Intel is creating a new way to push PC makers to get ready for “a new class of advanced laptops.” Dubbed “Project Athena,” Intel’s push involves 5G and artificial intelligence support wrapped up in what looks like Ultrabooks part two. Intel is creating annual specs that manufacturers will need to adhere to for a certification process.
It all sounds very similar to the set of specifications the industry followed to create Ultrabooks, a marketing label desirable enough that it pushed some laptop makers to adopt thinner designs, faster storage, and longer battery life more quickly.
While Ultrabooks pushed laptop makers to focus on thin and light machines, Intel’s focus with Project Athena is vague. “Designed to enable new experiences and capitalize on next-generation technologies, including 5G and artificial intelligence,” explains Intel. We reached out to Intel for details on any concrete specs the company will require PC makers to adhere to, but Intel says it’s not sharing those yet.
Intel does have some focus areas for Project Athena, though. 5G and AI are top of the list, but a promise of minimizing the time between opening a laptop lid to it resuming is also part of the Project Athena mission. All day battery life, adjustable form factors, and performance are also on the list, though many existing PC designs arguably already focus on this.
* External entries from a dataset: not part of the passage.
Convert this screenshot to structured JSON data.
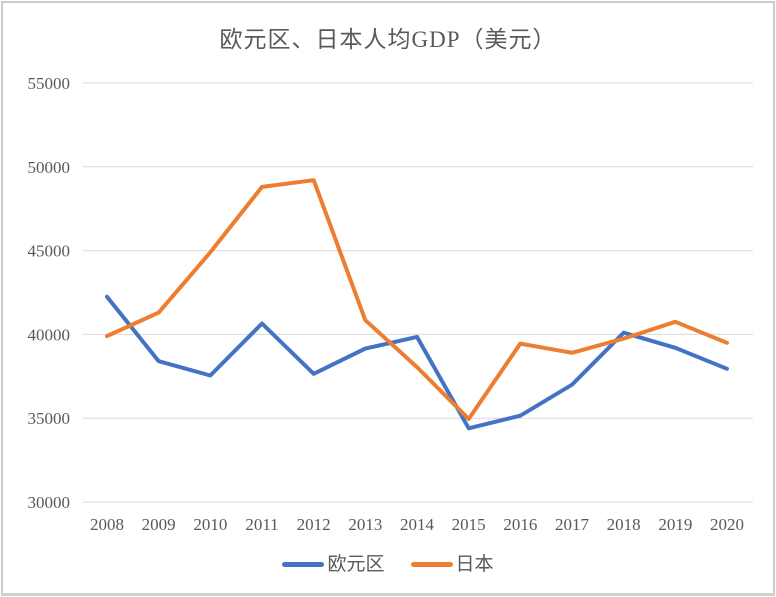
{
  "page_title": "欧元区、日本人均GDP（美元）",
  "chart_data": {
    "type": "line",
    "title": "欧元区、日本人均GDP（美元）",
    "categories": [
      "2008",
      "2009",
      "2010",
      "2011",
      "2012",
      "2013",
      "2014",
      "2015",
      "2016",
      "2017",
      "2018",
      "2019",
      "2020"
    ],
    "series": [
      {
        "id": "eurozone",
        "name": "欧元区",
        "color": "#4472C4",
        "values": [
          42250,
          38400,
          37550,
          40650,
          37650,
          39150,
          39850,
          34400,
          35150,
          37000,
          40100,
          39200,
          37950
        ]
      },
      {
        "id": "japan",
        "name": "日本",
        "color": "#ED7D31",
        "values": [
          39900,
          41300,
          44900,
          48800,
          49200,
          40850,
          38050,
          34950,
          39450,
          38900,
          39750,
          40750,
          39500
        ]
      }
    ],
    "ylim": [
      30000,
      55000
    ],
    "ytick_step": 5000,
    "ytick_labels": [
      "30000",
      "35000",
      "40000",
      "45000",
      "50000",
      "55000"
    ],
    "xlabel": "",
    "ylabel": "",
    "grid": "horizontal-only",
    "gridline_color": "#D9D9D9",
    "axis_text_color": "#595959",
    "legend_position": "bottom-center",
    "line_width": 4
  }
}
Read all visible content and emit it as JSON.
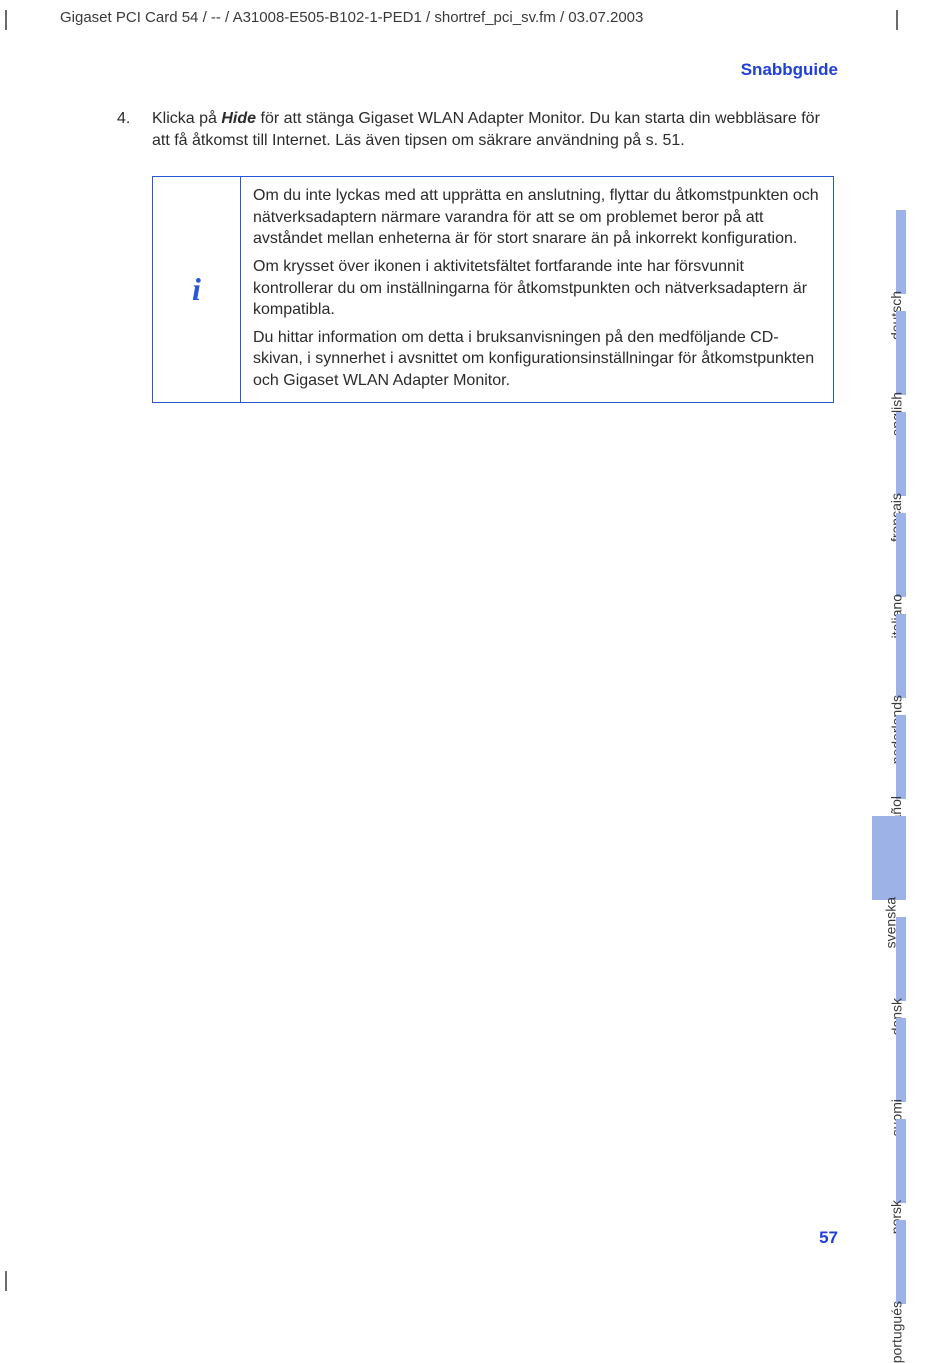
{
  "header": "Gigaset PCI Card 54 / -- / A31008-E505-B102-1-PED1 / shortref_pci_sv.fm / 03.07.2003",
  "section_title": "Snabbguide",
  "page_number": "57",
  "list": {
    "num": "4.",
    "pre": "Klicka på ",
    "bold": "Hide",
    "post": " för att stänga Gigaset WLAN Adapter Monitor. Du kan starta din webbläsare för att få åtkomst till Internet. Läs även tipsen om säkrare användning på s. 51."
  },
  "info": {
    "icon": "i",
    "p1": "Om du inte lyckas med att upprätta en anslutning, flyttar du åtkomstpunkten och nätverksadaptern närmare varandra för att se om problemet beror på att avståndet mellan enheterna är för stort snarare än på inkorrekt konfiguration.",
    "p2": "Om krysset över ikonen i aktivitetsfältet fortfarande inte har försvunnit kontrollerar du om inställningarna för åtkomstpunkten och nätverksadaptern är kompatibla.",
    "p3": "Du hittar information om detta i bruksanvisningen på den medföljande CD-skivan, i synnerhet i avsnittet om konfigurationsinställningar för åtkomstpunkten och Gigaset WLAN Adapter Monitor."
  },
  "tabs": [
    {
      "label": "deutsch",
      "active": false
    },
    {
      "label": "english",
      "active": false
    },
    {
      "label": "français",
      "active": false
    },
    {
      "label": "italiano",
      "active": false
    },
    {
      "label": "nederlands",
      "active": false
    },
    {
      "label": "español",
      "active": false
    },
    {
      "label": "svenska",
      "active": true
    },
    {
      "label": "dansk",
      "active": false
    },
    {
      "label": "suomi",
      "active": false
    },
    {
      "label": "norsk",
      "active": false
    },
    {
      "label": "portugués",
      "active": false
    }
  ],
  "colors": {
    "accent_blue": "#2040d8",
    "box_border": "#2a55d4",
    "tab_fill": "#9db3e8",
    "text": "#2b2b2b"
  }
}
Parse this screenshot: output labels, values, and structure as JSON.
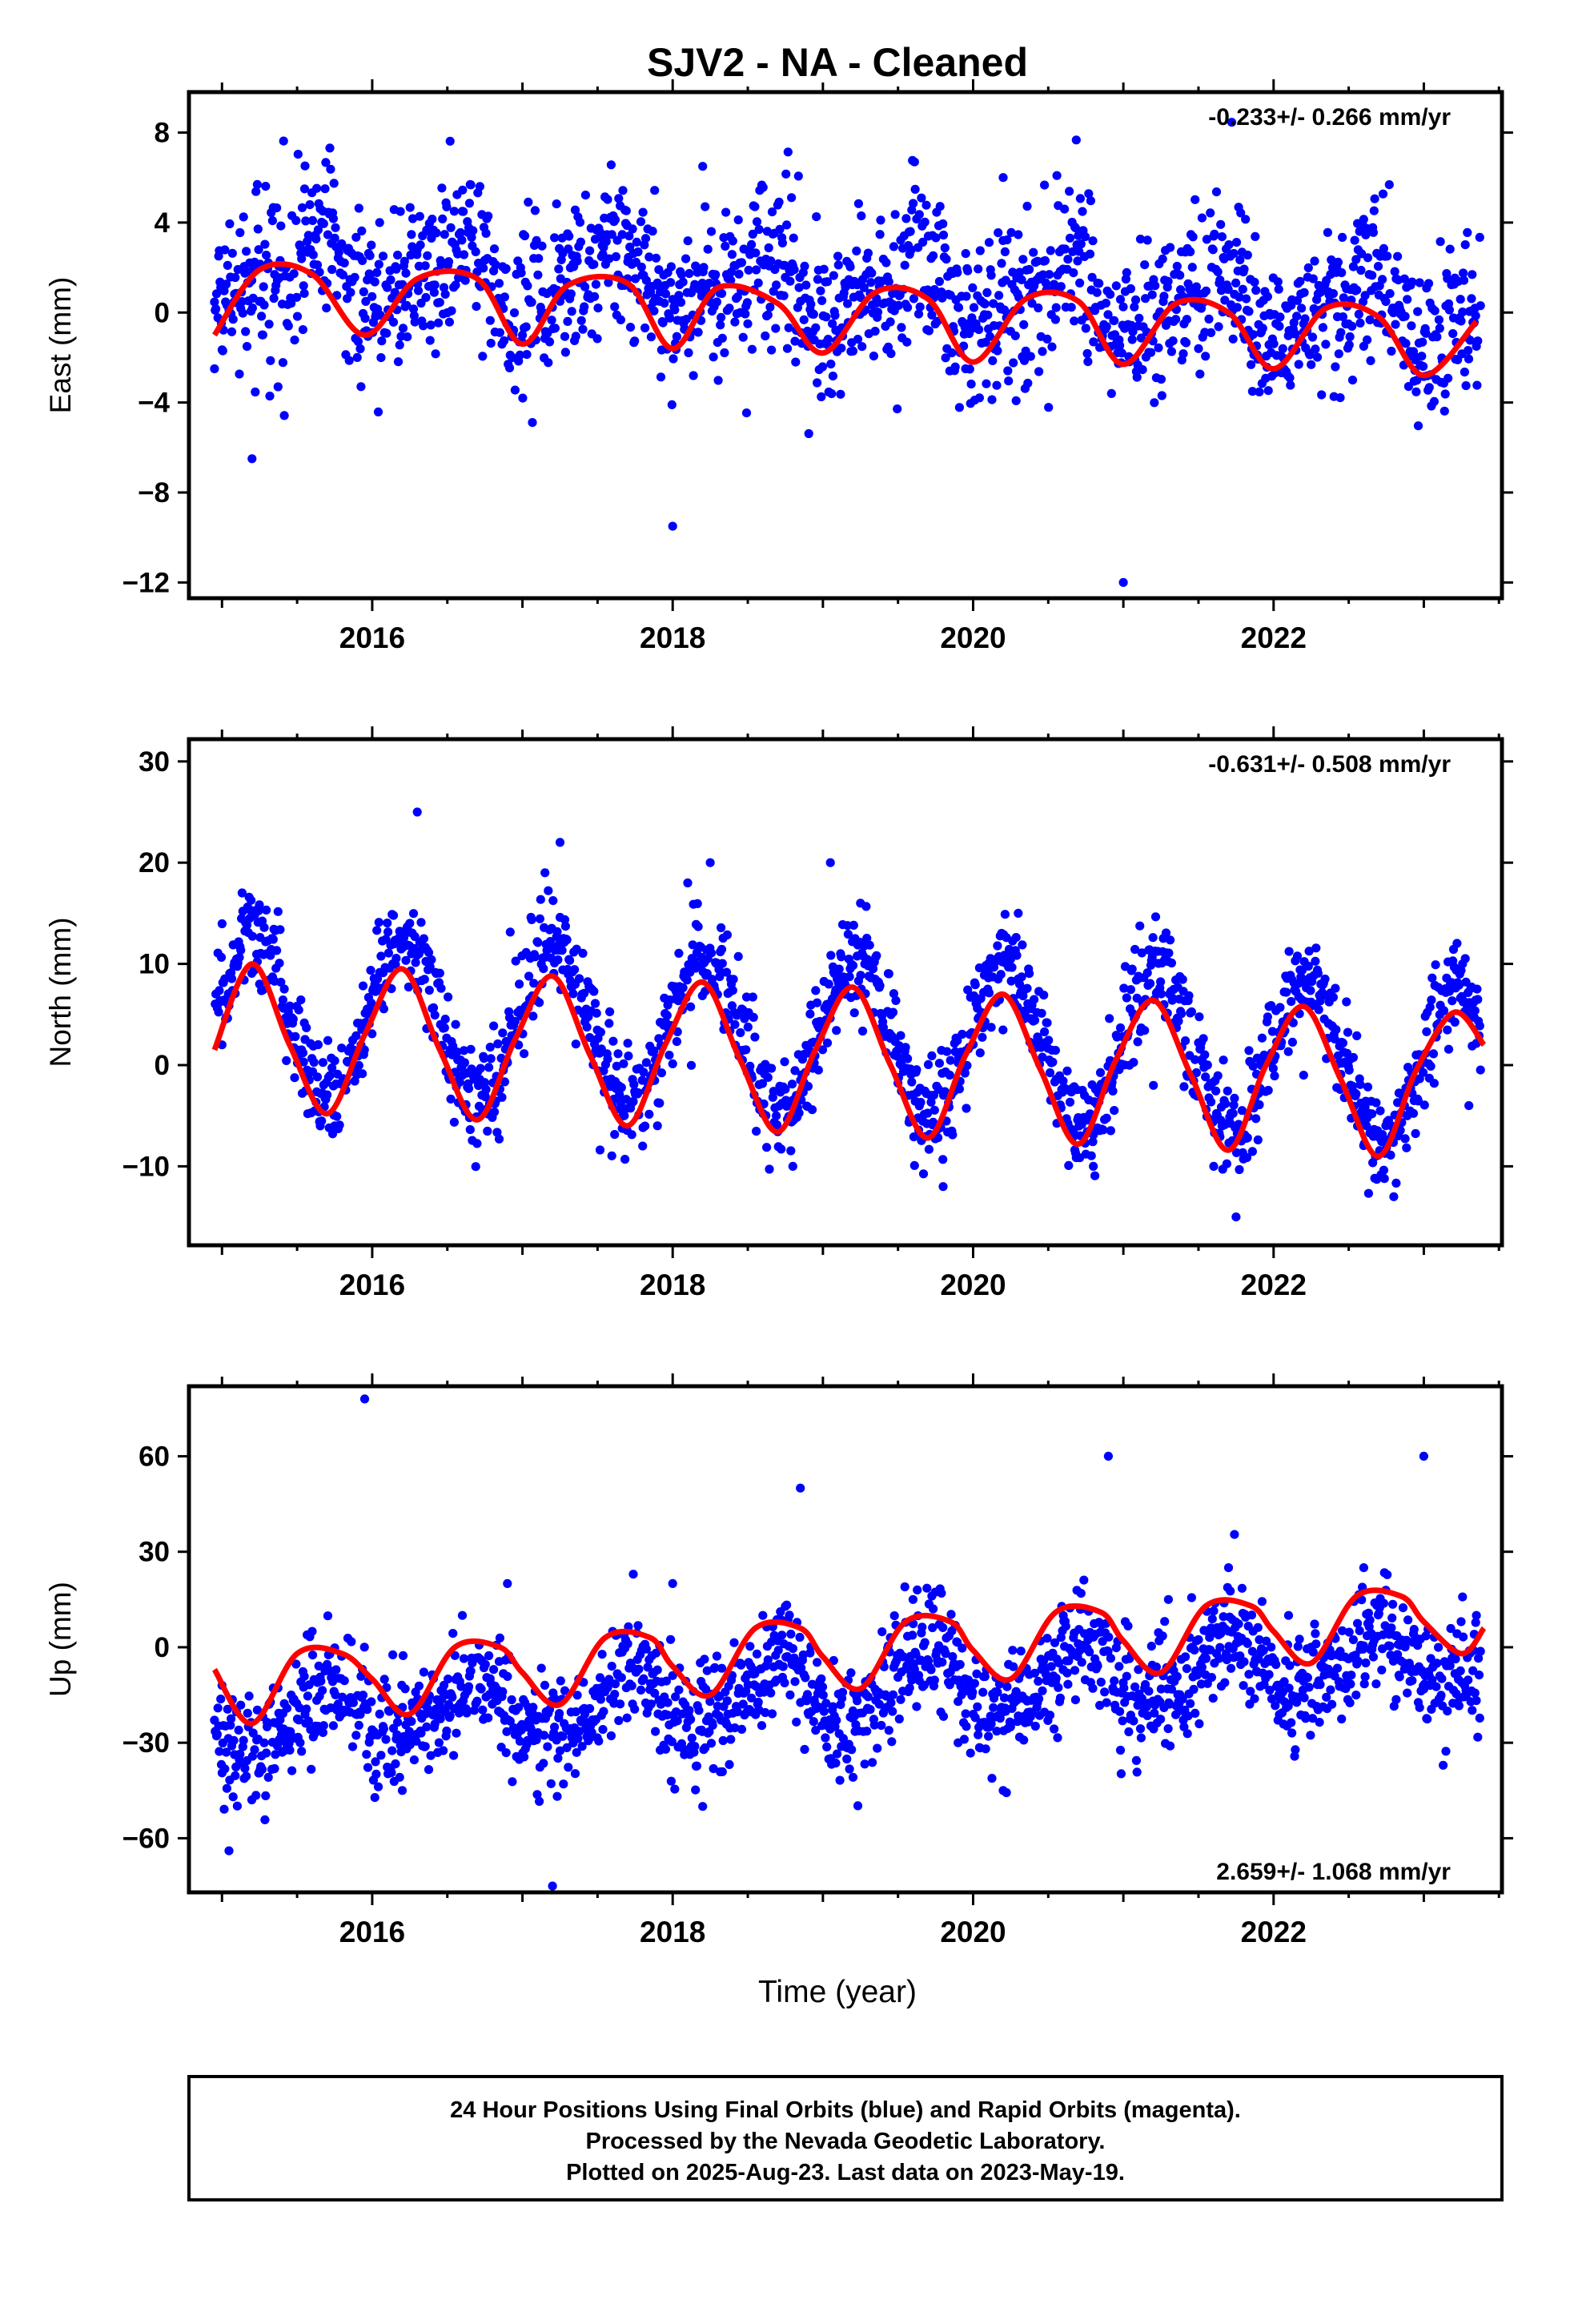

Intel is providing PC makers with a roadmap to start bringing Project Athena devices to the market in the second half of 2019. Acer, Asus, Dell, Google, HP, Innolux, Lenovo, Microsoft, Samsung, and Sharp are all working on Project Athena. Devices will include Chrome- and Windows-powered laptops. Project Athena comes just as Intel has announced that 10nm Ice Lake processors will be available in laptops in time for the holiday season later this year.